Nel Trentino "normalizzato" una situazione come quella descritta non sembra destare molto scalpore e il Presidente Dellai può continuare a sostenere che questa è stata un’ottima scelta. A noi sembra un pessimo esempio di gestione di un bene (la fauna selvatica) che la legge dichiara appartenere all’intera comunità e che viene invece affidato ad una piccolissima minoranza con forti interessi sul suo "utilizzo". A questo punto chi tutela gli interessi che verso lo stesso bene ha tutto il resto della popolazione trentina ? E chi garantisce che quel bene sia goduto in modo ottimale da parte di chi viene in Trentino per turismo?
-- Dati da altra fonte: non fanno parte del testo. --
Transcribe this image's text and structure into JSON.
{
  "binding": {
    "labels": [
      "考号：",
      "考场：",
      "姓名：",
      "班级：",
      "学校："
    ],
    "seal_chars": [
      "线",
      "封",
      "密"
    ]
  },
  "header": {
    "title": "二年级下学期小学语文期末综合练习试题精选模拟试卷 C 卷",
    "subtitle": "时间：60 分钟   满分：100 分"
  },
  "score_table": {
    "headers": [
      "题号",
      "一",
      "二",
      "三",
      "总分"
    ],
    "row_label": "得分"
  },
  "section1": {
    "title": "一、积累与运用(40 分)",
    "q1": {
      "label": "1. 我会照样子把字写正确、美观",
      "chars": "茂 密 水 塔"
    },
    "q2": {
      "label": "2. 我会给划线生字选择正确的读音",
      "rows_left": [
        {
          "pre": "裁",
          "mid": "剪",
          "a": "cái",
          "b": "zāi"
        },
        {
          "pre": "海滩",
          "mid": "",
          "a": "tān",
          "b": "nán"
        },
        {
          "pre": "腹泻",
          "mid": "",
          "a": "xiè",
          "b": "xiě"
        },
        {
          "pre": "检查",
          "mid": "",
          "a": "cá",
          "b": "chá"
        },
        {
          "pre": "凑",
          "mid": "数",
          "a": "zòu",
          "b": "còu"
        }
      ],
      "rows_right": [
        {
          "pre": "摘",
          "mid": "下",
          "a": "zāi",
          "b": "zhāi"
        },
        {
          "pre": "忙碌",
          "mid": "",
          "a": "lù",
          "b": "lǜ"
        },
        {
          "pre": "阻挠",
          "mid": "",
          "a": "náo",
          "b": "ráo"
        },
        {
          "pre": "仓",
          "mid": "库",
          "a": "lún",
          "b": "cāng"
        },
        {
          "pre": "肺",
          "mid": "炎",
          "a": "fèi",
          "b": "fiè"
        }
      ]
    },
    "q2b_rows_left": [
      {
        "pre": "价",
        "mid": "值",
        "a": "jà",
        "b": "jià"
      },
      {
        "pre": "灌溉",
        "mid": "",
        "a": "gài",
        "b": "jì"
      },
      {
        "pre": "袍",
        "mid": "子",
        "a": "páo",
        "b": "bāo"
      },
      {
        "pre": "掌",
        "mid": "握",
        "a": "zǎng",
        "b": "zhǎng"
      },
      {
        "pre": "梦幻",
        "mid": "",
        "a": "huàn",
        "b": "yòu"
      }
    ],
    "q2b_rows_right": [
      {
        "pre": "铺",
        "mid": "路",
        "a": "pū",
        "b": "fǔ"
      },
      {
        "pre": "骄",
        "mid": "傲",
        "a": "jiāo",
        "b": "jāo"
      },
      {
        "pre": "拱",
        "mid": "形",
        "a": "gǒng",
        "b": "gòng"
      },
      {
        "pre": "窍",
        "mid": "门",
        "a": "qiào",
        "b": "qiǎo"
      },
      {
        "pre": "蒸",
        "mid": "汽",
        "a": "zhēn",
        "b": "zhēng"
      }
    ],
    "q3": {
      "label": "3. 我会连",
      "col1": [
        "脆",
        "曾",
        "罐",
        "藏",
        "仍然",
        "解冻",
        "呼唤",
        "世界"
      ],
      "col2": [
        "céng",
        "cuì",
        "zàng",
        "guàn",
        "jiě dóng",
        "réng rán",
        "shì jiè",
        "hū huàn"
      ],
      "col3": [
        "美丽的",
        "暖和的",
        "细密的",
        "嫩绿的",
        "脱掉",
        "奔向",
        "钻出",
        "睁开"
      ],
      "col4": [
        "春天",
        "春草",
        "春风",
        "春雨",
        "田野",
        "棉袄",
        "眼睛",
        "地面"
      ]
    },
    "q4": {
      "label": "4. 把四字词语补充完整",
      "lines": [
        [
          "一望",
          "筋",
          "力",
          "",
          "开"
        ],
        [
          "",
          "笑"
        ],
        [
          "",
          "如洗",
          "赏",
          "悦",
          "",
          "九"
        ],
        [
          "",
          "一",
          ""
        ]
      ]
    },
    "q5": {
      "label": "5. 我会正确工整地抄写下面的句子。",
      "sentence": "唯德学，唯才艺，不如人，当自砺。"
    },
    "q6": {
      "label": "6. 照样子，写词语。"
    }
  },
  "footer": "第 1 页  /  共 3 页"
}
Dubitiamo che, campagna di informazione a parte, i cacciatori nutrano qualche vero interesse oltre a quello primario: prelevare animali.
Quanto poi alle spiegazioni sul come sia stato possibile ottenere dei buoni risultati grazie alla gestione diretta, ci sia consentito rimarcare come appare un po’ ingenuo pretendere che quando le cose vanno male (come andavano male lo scorso anno) la colpa sia da attribuire a mille fattori diversi, dichiarando che i cacciatori non c’entrano nulla, mentre quando le cose sembrano andare meglio, il merito sia tutto dei cacciatori.
Non ci risulta che i cacciatori abbiano a disposizione metodi particolari per far aumentare il numero dei capi presenti sul territorio, a meno di voler ipotizzare che siano ricorsi all’inseminazione artificiale delle femmine di capriolo.
L’unico credibile argomento a favore dell’incremento nel numero dei capi è, come già evidenziato sopra, la scelta fatta di ucciderne di meno, accompagnata, se vogliamo, da stagioni invernali più miti.
Per arrivare a questo non c’era bisogno di gestione delegata e convenzioni particolari. In ogni caso se viene considerato un merito lo sparare di meno, logica vuole che debba essere considerato un demeritolo sparare di più. Cosa che, non dubitiamo, avverrà puntualmente nel corso della prossima stagione venatoria.